Table of Contents
Today’s discerning gamer demands nothing less than the best when it comes to graphics. There’s a war going on among businesses that manufacture consumer graphics cards, and among the winners is Nvidia (NASDAQ:NVDA). The proof is in the pudding as NVDA stock has been on a tear in 2020 despite the novel coronavirus pandemic.
If you haven’t played any new video games in a while, you might be amazed at how far they’ve come in terms of graphics. Among the latest trends is what’s known as ray tracing. This graphics innovation renders lighting and shadows in a way that allows today’s games to appear more realistic.
As the graphics card battle heats up, investors should count on Nvidia to develop better and more powerful components. Indeed, the company is already upgrading its graphics card offerings, making it more difficult for competitors to keep up, not to mention steal Nvidia’s share of the market.
A Closer Look at NVDA Stock
Traditional value-focused and income-oriented investors might be bothered by the following stats.

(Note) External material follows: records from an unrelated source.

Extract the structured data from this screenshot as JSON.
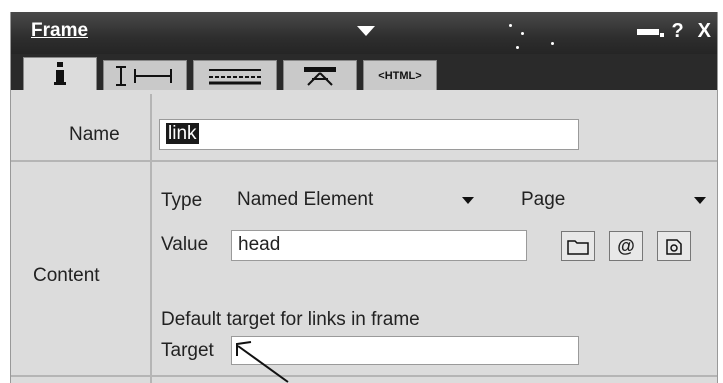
{
  "window": {
    "title": "Frame",
    "controls": {
      "help": "?",
      "close": "X"
    }
  },
  "tabs": [
    {
      "name": "general",
      "icon": "info-icon"
    },
    {
      "name": "size-position",
      "icon": "resize-icon"
    },
    {
      "name": "borders",
      "icon": "lines-icon"
    },
    {
      "name": "frameset",
      "icon": "frame-icon"
    },
    {
      "name": "html",
      "label": "<HTML>"
    }
  ],
  "form": {
    "name_label": "Name",
    "name_value": "link",
    "content_label": "Content",
    "type_label": "Type",
    "type_value": "Named Element",
    "type_scope_value": "Page",
    "value_label": "Value",
    "value_value": "head",
    "default_target_heading": "Default target for links in frame",
    "target_label": "Target",
    "target_value": ""
  },
  "buttons": {
    "at_label": "@"
  }
}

First of all, NVDA stock has a trailing 12-month price-earnings ratio of 101.24, which admittedly is rather high.
Then there’s NVDA stock’s paltry forward annual dividend yield of 0.12%. With that, it’s important to keep in mind that you can only earn substantial returns on NVDA shares if the price keeps going up.
At the very least, we can say with confidence that the bulls are firmly in charge of the price action in NVDA stock. At the beginning of September, the shares were trading at close to $575 apiece. That’s quite a bit higher than the February pre-pandemic peak of around $315.
Raising the Bar
Is the stock still a good value, then? It would be worth owning at nearly any price (within reason) if the company can retain its leadership position as a graphics card innovator.
In order to meet the demands of today’s finicky gamers, Nvidia is releasing its state-of-the-art RTX graphics cards series. With this, Nvidia is embarking on what CFO Collette Kress has characterized as a “powerful upgrade cycle among gamers.”
CEO Jensen Huang even went so far as to say about the RTX graphics cards, “there’s never been a giant leap like this. And RTX brought both artificial intelligence as well as ray tracing to PC gaming … RTX, it’s a home run. We really raised the bar with computer graphics, the games are so beautiful, and it’s really, really the next level.”
So, the Nvidia CEO won’t win any points for modesty when it comes to the RTX graphics cards. But why be coy when you have what might conceivably be the best product in the business?
More Games, Better Components
Besides, it’s a great time to be a mainstay in the video game components business. The lineup of games to be released during the upcoming gaming season is impressive: Star Wars: Squadrons, Marvel’s Avengers, Assassin’s Creed Valhalla, Cyberpunk 2077, Spider-Man: Miles Morales, Crash Bandicoot 4 and Watch Dogs: Legion.
It’s perfectly fine if you’re not watering at the mouth over those video game titles. Just know that there are hordes of gamers out there, ready to pay a premium price for these releases.
Moreover, if any graphics cards can handle the intense requirements of these modern games, it would be the RTX series. To facilitate this, Nvidia’s RTX graphics cards utilize Turing architecture.
This helps to render ultra-realistic images on the screen through a process known as deep learning super sampling. Thus, it leverages artificial intelligence to enhances Nvidia’s already robust components.
The Bottom Line
Traditional investors don’t have to consider NVDA stock cheap if the P/E ratio bothers them. Understand, though, that there’s nothing traditional about Nvidia. The company stays on the cutting edge and, old-school metrics notwithstanding, there’s plenty of value in that.
On the date of publication, David Moadel did not have (either directly or indirectly) any positions in the securities mentioned in this article.